Noah Cross (owing to Robert Towne's superb screenplay) could proclaim a demonic philosophy when cornered, saying: "Most people never have to face the fact that at the right time and right place, they're capable of anything." [Tom] Wilkinson's smooth operator conceals what he's thinking at all times, usually behind an inscrutable grin and lighthearted (if poison-tipped) reproaches: "A less equable man might find your questions impertinent."

"The Ghost Writer" is thus less heartrending than "Chinatown" but intellectually more ambitious. Behind its most dominant figures there operates a globally vast, falsely benevolent corporate entity called "Hatherton" -- Halliburton, anyone? -- whose philanthropies mask weapons sales, proclaiming: "We Keep You Safe From Harm!" In such a world, no head of state is ever truly in charge -- nor is any organized populace. That is the real terror at work here, and for this lucidity Polanski is in debt to co-screenwriter Robert Harris, author of the novel on which the film is based. The news media are mindless pawns of these powers-that-be, inciting swarms of crazies to camp at the former prime minister's gate and cry "Murderer!!!" as he enters his retreat on Martha's Vineyard. (The whole British government appears to be camped in exile on this American isle of wealth, which gives the proceedings a certain Shakespearean, fairyland quality.) One can only wish we lived in an America where "war crimes" alleged against recent heads of state are so vehemently protested. Polanski's absurd bad luck is that his own wrongdoing of three decades ago is still causing such commotion, when more recent and more historically consequential crimes go unexplored.

The idea of guilt in the world of Polanski is a messy, muddled, fluid one. It is contagious, permeating everything. "Of course, he has to swim in the same water we all do," Jake Gittes says of his old partner back in Chinatown, describing the predicament of all who inhabit the sewer of corruption known as Los Angeles (controlled by the monolithic Department of Water & Power, a private/public institution whose Mabuse-like influence courses through the entire city). Not only is everyone tainted, but each person's guilt enables and reinforces the others'.
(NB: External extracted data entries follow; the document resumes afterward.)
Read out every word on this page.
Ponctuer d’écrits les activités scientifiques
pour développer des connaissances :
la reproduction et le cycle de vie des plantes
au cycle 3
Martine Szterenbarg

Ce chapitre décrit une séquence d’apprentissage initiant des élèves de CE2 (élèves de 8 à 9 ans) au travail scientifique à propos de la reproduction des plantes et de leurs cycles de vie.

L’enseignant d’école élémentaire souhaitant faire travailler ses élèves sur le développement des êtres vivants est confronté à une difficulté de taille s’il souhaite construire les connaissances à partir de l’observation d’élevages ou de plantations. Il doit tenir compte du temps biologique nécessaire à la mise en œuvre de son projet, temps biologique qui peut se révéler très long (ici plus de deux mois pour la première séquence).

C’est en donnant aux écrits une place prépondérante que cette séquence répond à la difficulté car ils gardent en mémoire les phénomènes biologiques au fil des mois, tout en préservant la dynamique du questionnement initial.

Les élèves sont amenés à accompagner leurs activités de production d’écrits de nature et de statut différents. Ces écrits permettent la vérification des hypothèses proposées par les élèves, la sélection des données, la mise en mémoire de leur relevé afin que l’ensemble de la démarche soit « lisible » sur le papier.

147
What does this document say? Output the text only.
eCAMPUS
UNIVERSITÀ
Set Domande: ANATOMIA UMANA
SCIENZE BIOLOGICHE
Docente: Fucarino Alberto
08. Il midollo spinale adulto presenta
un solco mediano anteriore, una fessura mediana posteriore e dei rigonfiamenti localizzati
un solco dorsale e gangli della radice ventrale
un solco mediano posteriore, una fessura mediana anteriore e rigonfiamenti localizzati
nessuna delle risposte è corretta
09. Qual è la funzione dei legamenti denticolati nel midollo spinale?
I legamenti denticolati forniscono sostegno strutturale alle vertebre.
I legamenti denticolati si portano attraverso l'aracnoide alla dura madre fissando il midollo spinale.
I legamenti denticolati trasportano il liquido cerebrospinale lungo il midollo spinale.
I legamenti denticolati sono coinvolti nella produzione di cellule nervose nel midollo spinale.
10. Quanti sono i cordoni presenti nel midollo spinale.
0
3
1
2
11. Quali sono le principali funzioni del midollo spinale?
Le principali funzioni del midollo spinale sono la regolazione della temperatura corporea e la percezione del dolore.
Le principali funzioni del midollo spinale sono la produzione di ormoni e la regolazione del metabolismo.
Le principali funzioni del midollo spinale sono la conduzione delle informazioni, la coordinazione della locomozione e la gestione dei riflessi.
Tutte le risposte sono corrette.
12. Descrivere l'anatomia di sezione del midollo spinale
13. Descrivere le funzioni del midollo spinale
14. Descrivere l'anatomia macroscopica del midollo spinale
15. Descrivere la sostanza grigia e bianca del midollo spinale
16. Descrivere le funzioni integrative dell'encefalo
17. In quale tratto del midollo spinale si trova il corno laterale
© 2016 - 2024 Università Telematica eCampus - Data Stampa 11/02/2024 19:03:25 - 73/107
"I don't blame myself," says Noah Cross.

And Feeney writes, of "The Ghost Writer":

The public figures that the swirling mobs so furiously denounce as guilty may certainly be guilty -- most people never have to face the fact that at the right time and right place, they're capable of anything -- yet there is always someone far worse, or a host of someones far more evil, who are making a clean getaway."